Saturday, September 6, 2014

Birthdays, Birthdays...So Many Kids, So Many Birthdays

Unlike most people, my first thought when I wake up isn't, "Coffee! I need coffee!" As a father of 14 children my first thought each morning is, "Is it one of my kids' birthdays today?" Now I usually can't make that determination until after I've had my morning cup o' joe, but quite often the answer is, "Yes." Today is one of those days. Our son Abram turns 15 today. So join me in wishing him a happy birthday.

Birthdays in the Sabo house are pretty cool. For one thing, we don't have to throw a big party because, well, it already is a big party. He already has 13 of his closest friends, in this case brothers and sisters, at his party. Our birthday tradition runs like this: We let the birthday kid pick out where he or she would like to eat dinner or lunch and the treat's on us. We have a cake, typically a fairly big cake, open some presents, -- our parental expenditure budget on birthdays is around $20; if those in the Sabo house who have a regular income choose to get a present for the birthday kid, then that's their prerogative and often times they do -- sing the birthday song and generally enjoy the festivities.
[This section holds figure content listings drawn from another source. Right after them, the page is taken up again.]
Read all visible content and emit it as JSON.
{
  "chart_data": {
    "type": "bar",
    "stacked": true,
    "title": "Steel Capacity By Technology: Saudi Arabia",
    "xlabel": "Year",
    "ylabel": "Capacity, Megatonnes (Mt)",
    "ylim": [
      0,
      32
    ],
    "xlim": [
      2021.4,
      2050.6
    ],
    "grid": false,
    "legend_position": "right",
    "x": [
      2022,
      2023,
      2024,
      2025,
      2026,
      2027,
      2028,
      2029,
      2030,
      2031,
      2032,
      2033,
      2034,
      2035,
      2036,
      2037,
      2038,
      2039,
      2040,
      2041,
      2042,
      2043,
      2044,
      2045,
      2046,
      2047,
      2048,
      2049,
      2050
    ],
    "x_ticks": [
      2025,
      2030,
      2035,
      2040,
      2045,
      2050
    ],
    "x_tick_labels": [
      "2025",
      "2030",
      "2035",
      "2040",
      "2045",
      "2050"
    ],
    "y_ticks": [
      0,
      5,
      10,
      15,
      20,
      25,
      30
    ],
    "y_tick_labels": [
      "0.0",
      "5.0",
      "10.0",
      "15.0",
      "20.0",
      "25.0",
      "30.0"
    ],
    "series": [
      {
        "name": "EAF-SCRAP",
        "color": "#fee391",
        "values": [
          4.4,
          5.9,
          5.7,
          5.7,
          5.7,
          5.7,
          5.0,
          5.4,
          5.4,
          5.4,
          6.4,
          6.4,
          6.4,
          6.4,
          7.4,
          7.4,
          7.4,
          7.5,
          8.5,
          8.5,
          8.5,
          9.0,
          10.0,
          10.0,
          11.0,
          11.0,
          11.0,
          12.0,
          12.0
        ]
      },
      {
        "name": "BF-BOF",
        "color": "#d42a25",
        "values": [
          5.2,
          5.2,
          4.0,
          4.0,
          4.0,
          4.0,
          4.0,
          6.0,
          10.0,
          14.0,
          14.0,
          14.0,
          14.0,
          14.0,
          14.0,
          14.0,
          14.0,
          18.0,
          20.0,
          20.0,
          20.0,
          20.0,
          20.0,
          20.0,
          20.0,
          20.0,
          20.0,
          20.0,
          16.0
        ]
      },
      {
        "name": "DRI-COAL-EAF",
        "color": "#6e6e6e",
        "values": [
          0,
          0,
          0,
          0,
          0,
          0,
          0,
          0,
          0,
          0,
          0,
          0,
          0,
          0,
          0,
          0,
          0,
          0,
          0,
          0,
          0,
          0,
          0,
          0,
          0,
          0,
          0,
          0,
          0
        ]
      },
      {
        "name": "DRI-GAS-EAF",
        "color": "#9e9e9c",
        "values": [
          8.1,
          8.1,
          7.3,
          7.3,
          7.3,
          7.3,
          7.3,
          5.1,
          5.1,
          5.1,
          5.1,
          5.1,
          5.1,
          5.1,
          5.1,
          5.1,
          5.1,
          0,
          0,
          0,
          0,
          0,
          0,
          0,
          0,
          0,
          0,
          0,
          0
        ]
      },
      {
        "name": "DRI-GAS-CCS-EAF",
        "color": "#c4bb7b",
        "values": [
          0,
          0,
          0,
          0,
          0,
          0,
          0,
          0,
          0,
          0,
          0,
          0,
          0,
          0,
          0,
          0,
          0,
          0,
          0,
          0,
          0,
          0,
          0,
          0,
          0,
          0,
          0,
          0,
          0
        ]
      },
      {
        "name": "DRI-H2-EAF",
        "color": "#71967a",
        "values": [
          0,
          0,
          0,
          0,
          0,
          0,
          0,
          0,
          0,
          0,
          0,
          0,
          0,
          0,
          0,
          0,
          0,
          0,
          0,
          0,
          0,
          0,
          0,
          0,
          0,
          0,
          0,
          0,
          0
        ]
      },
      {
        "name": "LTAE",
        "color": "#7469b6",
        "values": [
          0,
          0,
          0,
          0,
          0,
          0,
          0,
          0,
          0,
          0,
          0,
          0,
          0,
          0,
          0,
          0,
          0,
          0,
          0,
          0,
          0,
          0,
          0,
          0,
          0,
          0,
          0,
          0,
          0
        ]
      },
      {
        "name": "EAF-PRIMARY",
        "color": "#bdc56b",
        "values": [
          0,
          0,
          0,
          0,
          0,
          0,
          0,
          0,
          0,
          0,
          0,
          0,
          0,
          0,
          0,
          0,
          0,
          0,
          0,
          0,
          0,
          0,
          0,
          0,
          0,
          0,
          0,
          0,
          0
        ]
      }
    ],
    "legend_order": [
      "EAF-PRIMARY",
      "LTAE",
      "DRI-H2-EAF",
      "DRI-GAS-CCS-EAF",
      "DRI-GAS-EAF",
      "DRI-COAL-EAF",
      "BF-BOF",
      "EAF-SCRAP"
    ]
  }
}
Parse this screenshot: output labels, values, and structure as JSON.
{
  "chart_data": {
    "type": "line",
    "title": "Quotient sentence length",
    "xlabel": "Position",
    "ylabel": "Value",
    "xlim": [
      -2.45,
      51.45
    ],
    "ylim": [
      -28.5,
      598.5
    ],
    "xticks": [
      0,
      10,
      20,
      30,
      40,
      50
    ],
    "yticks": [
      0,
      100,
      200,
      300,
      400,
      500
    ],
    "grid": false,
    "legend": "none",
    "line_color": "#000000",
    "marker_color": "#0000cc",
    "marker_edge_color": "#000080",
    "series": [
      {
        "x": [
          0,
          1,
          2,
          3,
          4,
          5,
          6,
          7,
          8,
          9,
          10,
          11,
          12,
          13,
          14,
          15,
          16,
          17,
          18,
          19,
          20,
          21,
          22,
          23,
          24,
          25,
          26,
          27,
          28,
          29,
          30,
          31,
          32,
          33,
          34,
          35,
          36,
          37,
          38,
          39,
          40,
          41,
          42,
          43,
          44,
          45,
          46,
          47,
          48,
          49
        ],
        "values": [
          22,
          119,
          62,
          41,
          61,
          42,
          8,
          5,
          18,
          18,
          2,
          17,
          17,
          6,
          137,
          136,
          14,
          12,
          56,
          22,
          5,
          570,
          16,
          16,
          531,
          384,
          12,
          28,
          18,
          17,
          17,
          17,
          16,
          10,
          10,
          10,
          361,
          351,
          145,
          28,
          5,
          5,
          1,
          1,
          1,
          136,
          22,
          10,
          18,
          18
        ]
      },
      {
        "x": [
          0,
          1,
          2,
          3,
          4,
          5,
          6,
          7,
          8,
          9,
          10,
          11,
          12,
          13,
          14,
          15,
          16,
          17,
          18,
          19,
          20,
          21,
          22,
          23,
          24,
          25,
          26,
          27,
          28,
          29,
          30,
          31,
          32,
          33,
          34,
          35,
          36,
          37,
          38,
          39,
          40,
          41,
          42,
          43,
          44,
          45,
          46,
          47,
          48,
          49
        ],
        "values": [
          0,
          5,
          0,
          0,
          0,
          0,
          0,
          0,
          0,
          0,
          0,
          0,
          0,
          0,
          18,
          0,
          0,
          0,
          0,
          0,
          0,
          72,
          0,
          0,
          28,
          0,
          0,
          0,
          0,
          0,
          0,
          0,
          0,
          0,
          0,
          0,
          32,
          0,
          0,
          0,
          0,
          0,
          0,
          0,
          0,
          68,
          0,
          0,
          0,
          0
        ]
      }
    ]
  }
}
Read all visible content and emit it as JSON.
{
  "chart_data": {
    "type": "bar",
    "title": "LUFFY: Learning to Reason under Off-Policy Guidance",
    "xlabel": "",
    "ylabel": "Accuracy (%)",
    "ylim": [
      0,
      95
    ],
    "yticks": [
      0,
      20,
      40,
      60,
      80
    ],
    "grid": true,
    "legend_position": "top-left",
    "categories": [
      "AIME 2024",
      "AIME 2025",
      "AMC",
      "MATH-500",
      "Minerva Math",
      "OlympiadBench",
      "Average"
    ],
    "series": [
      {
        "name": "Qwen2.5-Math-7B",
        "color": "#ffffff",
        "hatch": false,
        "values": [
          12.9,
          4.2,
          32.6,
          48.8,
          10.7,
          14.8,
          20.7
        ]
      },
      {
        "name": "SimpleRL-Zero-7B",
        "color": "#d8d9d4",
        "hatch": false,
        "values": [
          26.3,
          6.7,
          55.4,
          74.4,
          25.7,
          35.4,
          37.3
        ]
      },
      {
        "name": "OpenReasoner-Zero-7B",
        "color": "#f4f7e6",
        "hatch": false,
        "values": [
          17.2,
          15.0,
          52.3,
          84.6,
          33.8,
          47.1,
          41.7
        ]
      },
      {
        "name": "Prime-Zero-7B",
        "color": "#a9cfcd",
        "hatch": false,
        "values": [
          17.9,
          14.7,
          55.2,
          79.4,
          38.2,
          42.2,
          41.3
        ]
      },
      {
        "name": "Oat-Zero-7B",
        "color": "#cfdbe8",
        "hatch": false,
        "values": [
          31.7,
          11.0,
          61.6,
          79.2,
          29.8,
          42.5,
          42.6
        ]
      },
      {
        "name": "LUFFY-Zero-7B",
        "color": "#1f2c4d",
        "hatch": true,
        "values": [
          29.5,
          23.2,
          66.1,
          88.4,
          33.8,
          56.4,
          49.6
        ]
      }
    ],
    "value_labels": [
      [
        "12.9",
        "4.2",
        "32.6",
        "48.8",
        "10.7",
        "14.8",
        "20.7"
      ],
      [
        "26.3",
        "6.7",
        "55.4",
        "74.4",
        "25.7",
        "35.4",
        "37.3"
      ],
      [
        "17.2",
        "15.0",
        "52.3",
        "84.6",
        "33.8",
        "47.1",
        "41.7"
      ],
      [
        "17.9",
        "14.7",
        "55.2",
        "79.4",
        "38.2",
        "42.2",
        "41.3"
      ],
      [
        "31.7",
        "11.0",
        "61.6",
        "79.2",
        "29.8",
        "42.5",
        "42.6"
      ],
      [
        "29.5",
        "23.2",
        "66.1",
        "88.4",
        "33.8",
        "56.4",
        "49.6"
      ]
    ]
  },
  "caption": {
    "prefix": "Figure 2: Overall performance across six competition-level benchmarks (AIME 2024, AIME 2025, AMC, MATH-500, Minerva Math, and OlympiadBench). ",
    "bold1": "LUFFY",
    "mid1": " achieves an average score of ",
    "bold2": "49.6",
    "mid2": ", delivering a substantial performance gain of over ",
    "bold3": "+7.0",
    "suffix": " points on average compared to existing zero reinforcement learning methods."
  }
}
I distinctly remember Abram's birth. Now that I think about it, I distinctly remember the births of all the kids. I remember Eli was born at night when I was trying to watch the women's gymnastics competition during the Olympics in 2004. The U.S. women were going for the gold when Julie got serious about. I politely asked her if she could hold on just a little longer because the U.S. women were going for the gold ... just kidding! I said no such thing. May not have even thought it ...

In September 1999, I was commuting from Prineville, Ore., to Corvallis, Ore., after taking a job over in the Willamette Valley as a correspondent for The Oregonian. It was a three-hour drive and I would leave Prineville on Monday morning for the lovely cruise over the Cascade Mountains and come back Friday evening. Julie was due right around Labor Day, Sept. 6, and on that particular day I remember giving her something of an "ultimatum." I explained to her that if she didn't have the baby soon, I would be leaving for Corvallis first thing in the morning. So, you know, things needed to get going.

So Julie took matters into her own hands. Or womb. I remember going for a brisk walk around the block with her when she started going into serious labor. It was late in the afternoon and our midwives -- Abram was among the stretch of Sabo wee ones born at home -- we're having trouble making it to Prineville on time. So I started boiling water, cutting sheets and doing things doctors do. Just kidding! I believe I prayed fervently that the highway traffic would part like the Red Sea for our midwives.

They made it on time and Abram was born late in the afternoon, a whopping 8 lbs., 13 oz. and the chunkiest Sabo on record. It was a difficult birth and Julie hemorrhaged and I remember feeling helpless. The midwives were able to slow the bleeding with doses of Pitocin before we had to rush her to the hospital, which was literally a block away. I thank the Lord that Abram and Julie were fine.

Fifteen years later Abram is a wonderful son. He is kind, gentle, helpful, responsible an amazingly skilled Legos contractor, a faithful servant at church and very good with our little ones. One thing in particular I love about him is that every night I can find him in a quiet spot reading his Bible. At 15 he is one of the wisest people I know.